Kanye West e il trend delle galosce di design
Come uno stivale di gomma è diventato il nuovo oggetto di culto del luxury footwear
02 Novembre 2021
La scorsa domenica Kanye West ha portato il suo Sunday Service in livestreaming, con uno show che aveva per ospiti Justin Bieber e Marilyn Manson risollevando le polemiche circa le accuse rivolte al cantante rock. Per l’occasione, il coro e i tre cantanti erano interamente vestiti di bianco e indossavano i Balenciaga Crocs Boot già visti ai piedi di Ye in diverse occasioni durante gli ultimi mesi, specialmente durante il suo pranzo a New York con Anna Wintour e durante la sua recente visita a Berlino. Lo show di domenica scorsa, però, è stato quasi una consacrazione ufficiale del nuovo status di “oggetto di culto” del boot, diventato ora parte della divisa ufficiale del Sunday Service Choir, ma già apparso un po’ ovunque negli scorsi anni dopo la loro apparizione nello show FW20 di Bottega Veneta del febbraio 2020, arrivando persino ai piedi di celebrity opposte tra loro come Bella Hadid e Greta Thunberg. In effetti, i Balenciaga Crocs Boot così come i Puddle Boot di Bottega Veneta si somigliano molto tra loro e rappresentano il punto di arrivo di una lunga gestazione che è iniziata dal trend delle chunky shoes, ha raccolto tanto le suggestioni del mondo outerwear quanto quelle del footwear futuristico senza lacci trasformando il comune stivale di gomma in giardinaggio nella categoria più all’avanguardia del footwear di lusso.
Una delle prime avvisaglie di questo trend, già a partire dal 2019 era venuta da due designer molto diversi, Riccardo Tisci e Jun Takahashi, che avevano portato da Burberry e Undercover rispettivamente la Arthur Sneaker, che era chunky e con un mudguard in gomma, e il Rect Boot, firmato in collaborazione con Nike. Entrambi i modelli sono ispirati al classico Wellington Boot inglese, il comunissimo stivale di gomma per ripararsi dalla pioggia, la cui forma arrotondata e quasi infantile era già stata portata da Phoebe Philo nel repertorio di Celine (ed è bene notare come Daniel Lee sia un ex-allievo di Philo) che ha addirittura un precedente nella storia della pop culture con Kate Moss e le sue celebri foto al festival di Glastonbury risalenti ai primi anni 2000, spesso in compagnia del fidanzato dell’epoca Pete Doherty, che all’epoca era uno dei ragazzi-immagine del Dior Homme di Hedi Slimane, e che la ritraevano in outfit chic rock composti che includevano quasi sempre l’abbinamento dei Wellington Boots del tutto infangati con shorts o minigonne. Un look dal sapore abbastanza grunge che Slimane ha persino citato nella sua collezione SS21 di Celine.

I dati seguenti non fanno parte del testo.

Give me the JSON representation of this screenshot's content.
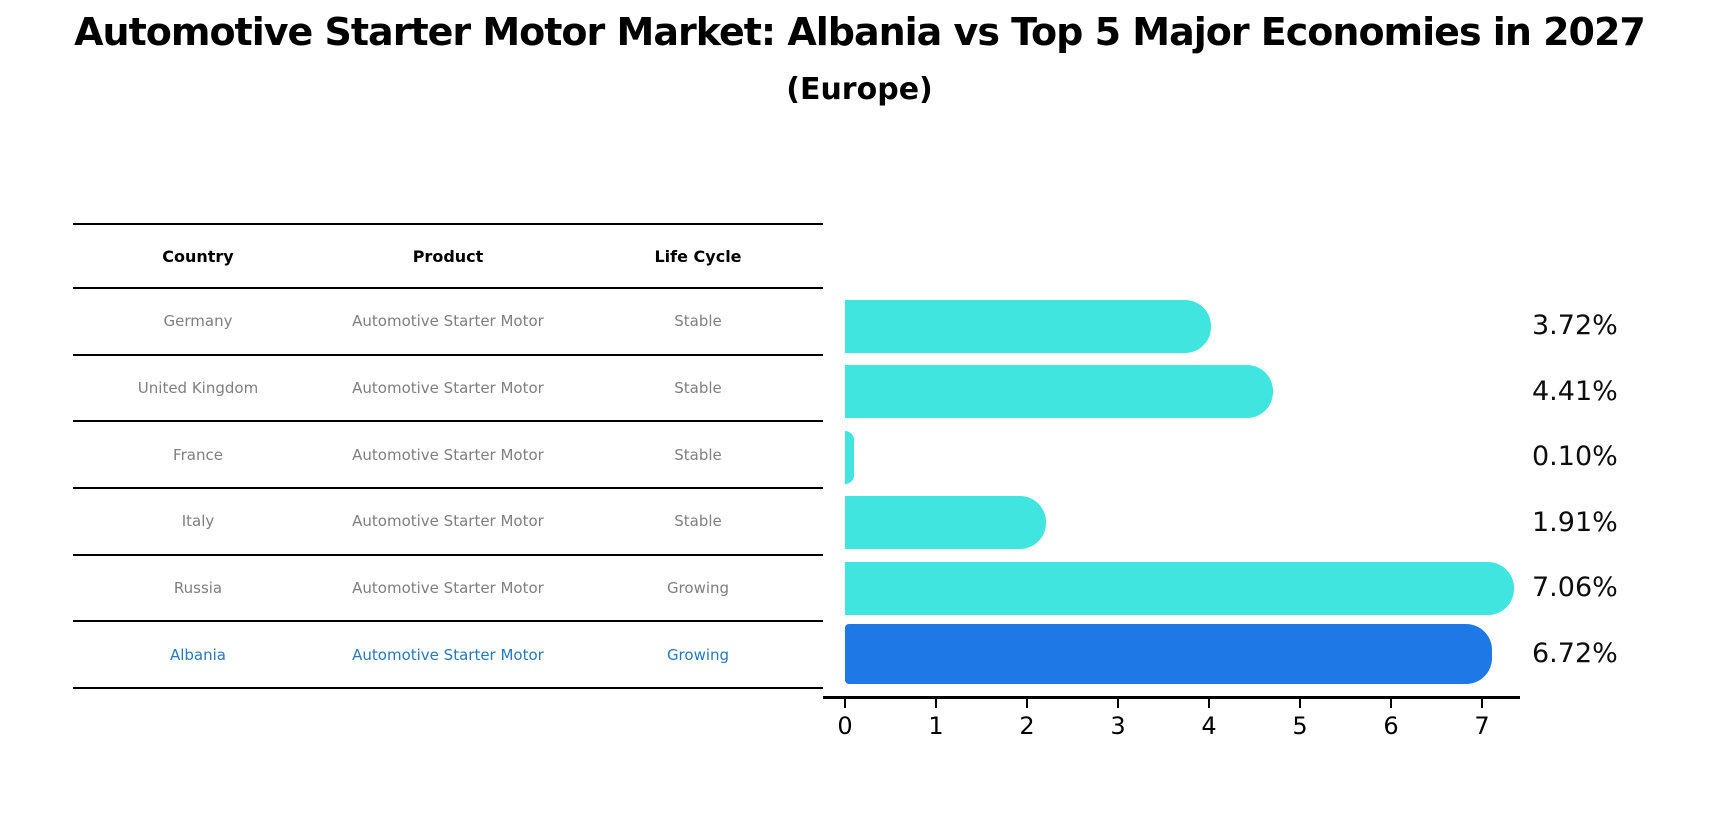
{
  "title": "Automotive Starter Motor Market: Albania vs Top 5 Major Economies in 2027",
  "subtitle": "(Europe)",
  "table": {
    "headers": [
      "Country",
      "Product",
      "Life Cycle"
    ],
    "rows": [
      {
        "country": "Germany",
        "product": "Automotive Starter Motor",
        "life_cycle": "Stable",
        "highlight": false
      },
      {
        "country": "United Kingdom",
        "product": "Automotive Starter Motor",
        "life_cycle": "Stable",
        "highlight": false
      },
      {
        "country": "France",
        "product": "Automotive Starter Motor",
        "life_cycle": "Stable",
        "highlight": false
      },
      {
        "country": "Italy",
        "product": "Automotive Starter Motor",
        "life_cycle": "Stable",
        "highlight": false
      },
      {
        "country": "Russia",
        "product": "Automotive Starter Motor",
        "life_cycle": "Growing",
        "highlight": false
      },
      {
        "country": "Albania",
        "product": "Automotive Starter Motor",
        "life_cycle": "Growing",
        "highlight": true
      }
    ]
  },
  "chart_data": {
    "type": "bar",
    "orientation": "horizontal",
    "title": "Automotive Starter Motor Market: Albania vs Top 5 Major Economies in 2027",
    "subtitle": "(Europe)",
    "categories": [
      "Germany",
      "United Kingdom",
      "France",
      "Italy",
      "Russia",
      "Albania"
    ],
    "values": [
      3.72,
      4.41,
      0.1,
      1.91,
      7.06,
      6.72
    ],
    "value_labels": [
      "3.72%",
      "4.41%",
      "0.10%",
      "1.91%",
      "7.06%",
      "6.72%"
    ],
    "xticks": [
      "0",
      "1",
      "2",
      "3",
      "4",
      "5",
      "6",
      "7"
    ],
    "xlim": [
      0,
      7.4
    ],
    "grid": false,
    "legend": "none",
    "bar_color": "#40e5e0",
    "highlight_color": "#1e78e6",
    "highlight_index": 5,
    "highlight_style": "dotted-border",
    "label_color": "#0d0d0d",
    "table_text_color": "#7f7f7f",
    "highlight_text_color": "#2878be"
  }
}
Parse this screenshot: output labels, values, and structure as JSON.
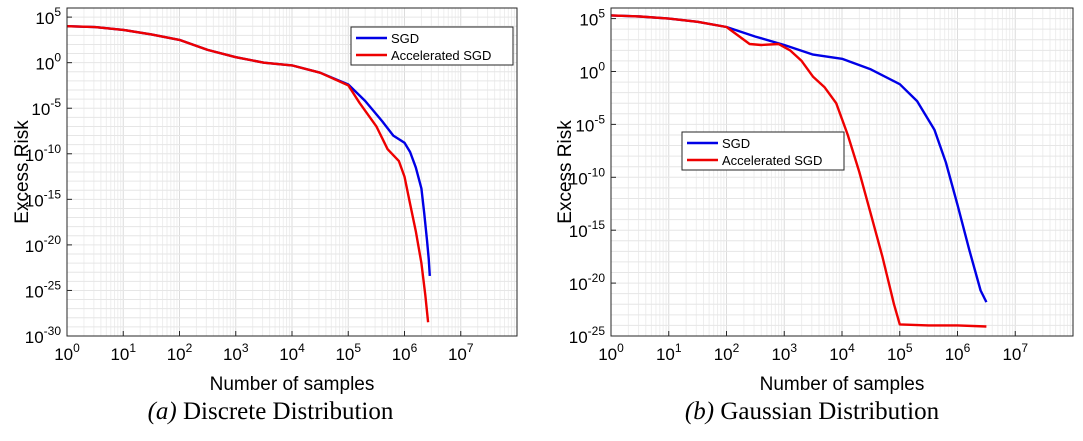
{
  "chart_data": [
    {
      "type": "line",
      "caption_tag": "(a)",
      "caption_text": "Discrete Distribution",
      "xlabel": "Number of samples",
      "ylabel": "Excess Risk",
      "x_scale": "log",
      "y_scale": "log",
      "xlim_exp": [
        0,
        8
      ],
      "ylim_exp": [
        -30,
        6
      ],
      "x_tick_exps": [
        0,
        1,
        2,
        3,
        4,
        5,
        6,
        7
      ],
      "y_tick_exps": [
        5,
        0,
        -5,
        -10,
        -15,
        -20,
        -25,
        -30
      ],
      "grid": true,
      "legend_position": "top-right",
      "series": [
        {
          "name": "SGD",
          "color": "#0000e6",
          "points_log10": [
            [
              0,
              4
            ],
            [
              0.5,
              3.9
            ],
            [
              1,
              3.6
            ],
            [
              1.5,
              3.1
            ],
            [
              2,
              2.5
            ],
            [
              2.5,
              1.4
            ],
            [
              3,
              0.6
            ],
            [
              3.5,
              0.0
            ],
            [
              4,
              -0.3
            ],
            [
              4.5,
              -1.1
            ],
            [
              5,
              -2.4
            ],
            [
              5.3,
              -4.2
            ],
            [
              5.6,
              -6.4
            ],
            [
              5.8,
              -8.0
            ],
            [
              6.0,
              -8.8
            ],
            [
              6.1,
              -9.8
            ],
            [
              6.2,
              -11.5
            ],
            [
              6.3,
              -13.8
            ],
            [
              6.35,
              -16.5
            ],
            [
              6.4,
              -19.5
            ],
            [
              6.43,
              -21.5
            ],
            [
              6.45,
              -23.4
            ]
          ]
        },
        {
          "name": "Accelerated SGD",
          "color": "#ee0000",
          "points_log10": [
            [
              0,
              4
            ],
            [
              0.5,
              3.9
            ],
            [
              1,
              3.6
            ],
            [
              1.5,
              3.1
            ],
            [
              2,
              2.5
            ],
            [
              2.5,
              1.4
            ],
            [
              3,
              0.6
            ],
            [
              3.5,
              0.0
            ],
            [
              4,
              -0.3
            ],
            [
              4.5,
              -1.1
            ],
            [
              5,
              -2.5
            ],
            [
              5.2,
              -4.4
            ],
            [
              5.5,
              -7.0
            ],
            [
              5.7,
              -9.5
            ],
            [
              5.9,
              -10.8
            ],
            [
              6.0,
              -12.5
            ],
            [
              6.1,
              -15.5
            ],
            [
              6.2,
              -18.5
            ],
            [
              6.3,
              -22.0
            ],
            [
              6.37,
              -25.5
            ],
            [
              6.42,
              -28.5
            ]
          ]
        }
      ]
    },
    {
      "type": "line",
      "caption_tag": "(b)",
      "caption_text": "Gaussian Distribution",
      "xlabel": "Number of samples",
      "ylabel": "Excess Risk",
      "x_scale": "log",
      "y_scale": "log",
      "xlim_exp": [
        0,
        8
      ],
      "ylim_exp": [
        -25,
        6
      ],
      "x_tick_exps": [
        0,
        1,
        2,
        3,
        4,
        5,
        6,
        7
      ],
      "y_tick_exps": [
        5,
        0,
        -5,
        -10,
        -15,
        -20,
        -25
      ],
      "grid": true,
      "legend_position": "middle-left",
      "series": [
        {
          "name": "SGD",
          "color": "#0000e6",
          "points_log10": [
            [
              0,
              5.3
            ],
            [
              0.5,
              5.2
            ],
            [
              1,
              5.0
            ],
            [
              1.5,
              4.7
            ],
            [
              2,
              4.2
            ],
            [
              2.5,
              3.3
            ],
            [
              3,
              2.5
            ],
            [
              3.5,
              1.6
            ],
            [
              4,
              1.2
            ],
            [
              4.5,
              0.2
            ],
            [
              5,
              -1.2
            ],
            [
              5.3,
              -2.8
            ],
            [
              5.6,
              -5.5
            ],
            [
              5.8,
              -8.6
            ],
            [
              6.0,
              -12.6
            ],
            [
              6.2,
              -16.8
            ],
            [
              6.4,
              -20.7
            ],
            [
              6.5,
              -21.8
            ]
          ]
        },
        {
          "name": "Accelerated SGD",
          "color": "#ee0000",
          "points_log10": [
            [
              0,
              5.3
            ],
            [
              0.5,
              5.2
            ],
            [
              1,
              5.0
            ],
            [
              1.5,
              4.7
            ],
            [
              2,
              4.2
            ],
            [
              2.4,
              2.6
            ],
            [
              2.6,
              2.5
            ],
            [
              2.9,
              2.6
            ],
            [
              3.1,
              2.0
            ],
            [
              3.3,
              1.0
            ],
            [
              3.5,
              -0.5
            ],
            [
              3.7,
              -1.5
            ],
            [
              3.9,
              -3.0
            ],
            [
              4.1,
              -6.0
            ],
            [
              4.3,
              -9.5
            ],
            [
              4.5,
              -13.5
            ],
            [
              4.7,
              -17.5
            ],
            [
              4.9,
              -22.0
            ],
            [
              5.0,
              -23.9
            ],
            [
              5.5,
              -24.0
            ],
            [
              6.0,
              -24.0
            ],
            [
              6.5,
              -24.1
            ]
          ]
        }
      ]
    }
  ]
}
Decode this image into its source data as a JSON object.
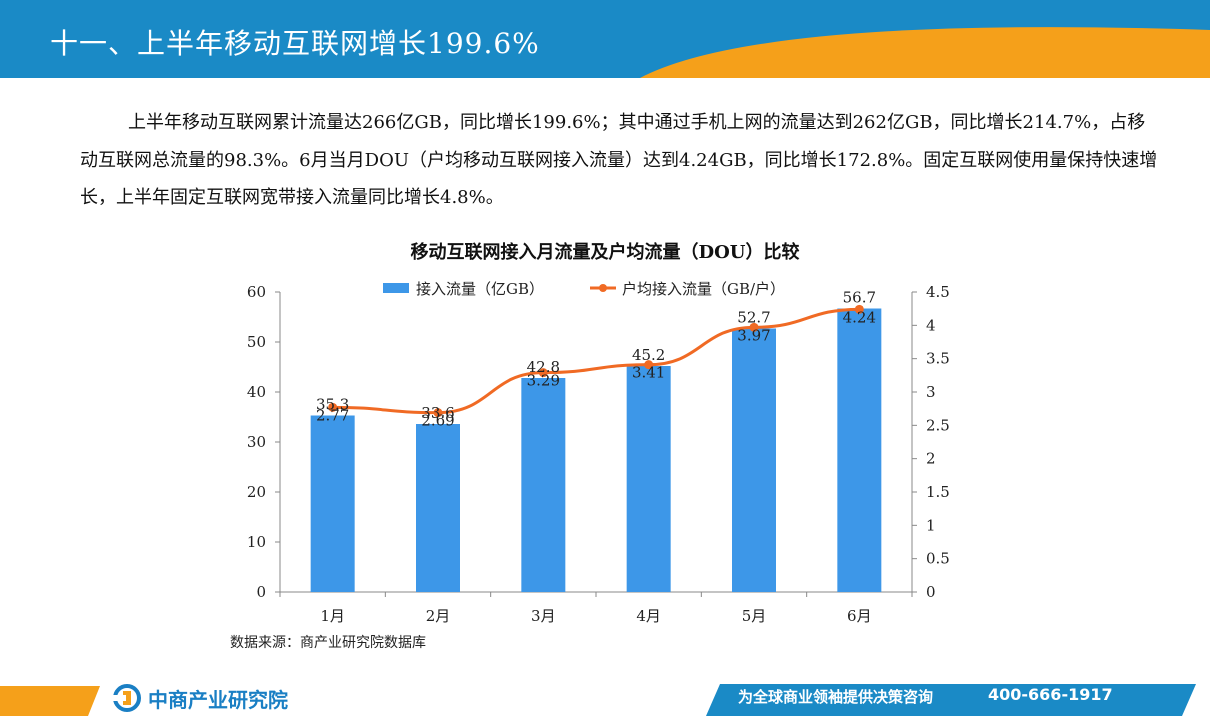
{
  "header": {
    "title": "十一、上半年移动互联网增长199.6%"
  },
  "intro": {
    "text": "上半年移动互联网累计流量达266亿GB，同比增长199.6%；其中通过手机上网的流量达到262亿GB，同比增长214.7%，占移动互联网总流量的98.3%。6月当月DOU（户均移动互联网接入流量）达到4.24GB，同比增长172.8%。固定互联网使用量保持快速增长，上半年固定互联网宽带接入流量同比增长4.8%。"
  },
  "colors": {
    "header_blue": "#1a8ac6",
    "header_orange": "#f5a01a",
    "bar": "#3d97e8",
    "line": "#f06a24"
  },
  "chart_data": {
    "type": "bar",
    "title": "移动互联网接入月流量及户均流量（DOU）比较",
    "categories": [
      "1月",
      "2月",
      "3月",
      "4月",
      "5月",
      "6月"
    ],
    "series": [
      {
        "name": "接入流量（亿GB）",
        "type": "bar",
        "axis": "left",
        "values": [
          35.3,
          33.6,
          42.8,
          45.2,
          52.7,
          56.7
        ],
        "labels": [
          "35.3",
          "33.6",
          "42.8",
          "45.2",
          "52.7",
          "56.7"
        ]
      },
      {
        "name": "户均接入流量（GB/户）",
        "type": "line",
        "axis": "right",
        "values": [
          2.77,
          2.69,
          3.29,
          3.41,
          3.97,
          4.24
        ],
        "labels": [
          "2.77",
          "2.69",
          "3.29",
          "3.41",
          "3.97",
          "4.24"
        ]
      }
    ],
    "y_left": {
      "min": 0,
      "max": 60,
      "ticks": [
        "0",
        "10",
        "20",
        "30",
        "40",
        "50",
        "60"
      ]
    },
    "y_right": {
      "min": 0,
      "max": 4.5,
      "ticks": [
        "0",
        "0.5",
        "1",
        "1.5",
        "2",
        "2.5",
        "3",
        "3.5",
        "4",
        "4.5"
      ]
    },
    "legend_position": "top",
    "grid": false
  },
  "source": {
    "text": "数据来源：商产业研究院数据库"
  },
  "footer": {
    "logo_text": "中商产业研究院",
    "slogan": "为全球商业领袖提供决策咨询",
    "phone": "400-666-1917"
  }
}
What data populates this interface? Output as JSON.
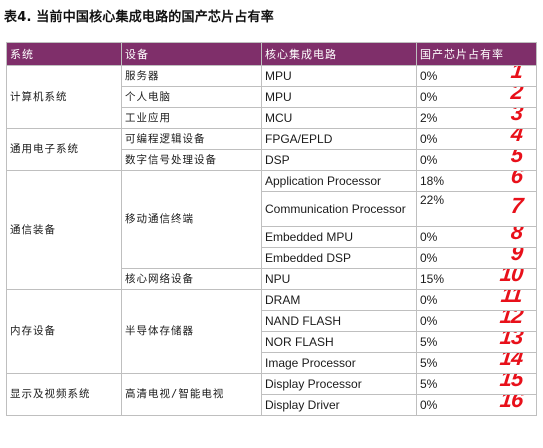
{
  "caption": "表4. 当前中国核心集成电路的国产芯片占有率",
  "columns": [
    "系统",
    "设备",
    "核心集成电路",
    "国产芯片占有率"
  ],
  "systems": {
    "computer": "计算机系统",
    "general_electronics": "通用电子系统",
    "communication": "通信装备",
    "memory": "内存设备",
    "display": "显示及视频系统"
  },
  "devices": {
    "server": "服务器",
    "pc": "个人电脑",
    "industrial": "工业应用",
    "programmable_logic": "可编程逻辑设备",
    "dsp_device": "数字信号处理设备",
    "mobile_terminal": "移动通信终端",
    "core_network": "核心网络设备",
    "semiconductor_storage": "半导体存储器",
    "hd_tv": "高清电视/智能电视"
  },
  "rows": [
    {
      "ic": "MPU",
      "rate": "0%",
      "mark": "1"
    },
    {
      "ic": "MPU",
      "rate": "0%",
      "mark": "2"
    },
    {
      "ic": "MCU",
      "rate": "2%",
      "mark": "3"
    },
    {
      "ic": "FPGA/EPLD",
      "rate": "0%",
      "mark": "4"
    },
    {
      "ic": "DSP",
      "rate": "0%",
      "mark": "5"
    },
    {
      "ic": "Application Processor",
      "rate": "18%",
      "mark": "6"
    },
    {
      "ic": "Communication Processor",
      "rate": "22%",
      "mark": "7"
    },
    {
      "ic": "Embedded MPU",
      "rate": "0%",
      "mark": "8"
    },
    {
      "ic": "Embedded DSP",
      "rate": "0%",
      "mark": "9"
    },
    {
      "ic": "NPU",
      "rate": "15%",
      "mark": "10"
    },
    {
      "ic": "DRAM",
      "rate": "0%",
      "mark": "11"
    },
    {
      "ic": "NAND FLASH",
      "rate": "0%",
      "mark": "12"
    },
    {
      "ic": "NOR FLASH",
      "rate": "5%",
      "mark": "13"
    },
    {
      "ic": "Image Processor",
      "rate": "5%",
      "mark": "14"
    },
    {
      "ic": "Display Processor",
      "rate": "5%",
      "mark": "15"
    },
    {
      "ic": "Display Driver",
      "rate": "0%",
      "mark": "16"
    }
  ],
  "colors": {
    "header_bg": "#7f2f6a",
    "annotation": "#e8101a"
  }
}
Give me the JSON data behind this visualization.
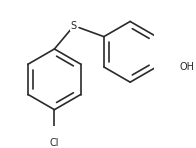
{
  "line_color": "#2a2a2a",
  "bg_color": "#ffffff",
  "line_width": 1.2,
  "font_size_S": 7.0,
  "font_size_Cl": 7.0,
  "font_size_OH": 7.0,
  "S_label": "S",
  "Cl_label": "Cl",
  "OH_label": "OH",
  "bl": 0.22
}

Se la loro silhouette a metà fra il minimalistico, il tecnico e il futuristico ha dato ai Wellington Boots il loro status di culto, i Balenciaga Crocs Boot rappresentano un ulteriore passo avanti nella stratificazione culturale che riguarda l’item – in quanto citazione diretta alla collaborazione fra Balenciaga e Crocs iniziata con la collezione SS18 del brand e che rileggeva nei termini dell’ironia di Gvasalia lo status di ugliest shoe di queste ultime facendole diventare chunky ed elevando di fatto l’intero brand avviando una lunga stagione di collaborazioni che va avanti ancora oggi. Gvasalia ha spesso l’abitudine di inserire scarpe rese famose in specifiche subculture nei suoi show: pensiamo alla rilettura delle New Rock degli emo-goth vista nel recente show SS22 o agli stivali da motocross e alle Five Finges di Vibram della FW20.
L’operazione brillante alla base della creazione del Balenciaga Crocs Boot sta proprio nel prendere un prodotto culturalmente molto “caldo” e dargli un twist iper-riconoscibile usando la silhouette delle Crocs, ormai associate a Gvasalia e Balenciaga, per incorporare nell’estetica del suo brand uno dei pezzi-simbolo di un altro, il Puddle Boot di Bottega Veneta, che è a sua volta un pilastro dell’estetica ugly chic. Il processo però ci fa intravedere anche la natura dei nuovi processi creativi della moda nell’era dei grandi conglomerati: se Demna ha potuto creare un prodotto così vicino all’originale di un altro brand, usando praticamente anche la stessa celebre sfumatura di verde, è proprio perché nell’ecosistema di questi titani dell’industria del lusso lo stesso prodotto può essere ripreso e modificato per accogliere nuovi significati e significanti, e diventare parte del linguaggio di più di un designer senza apparente soluzione di continuità.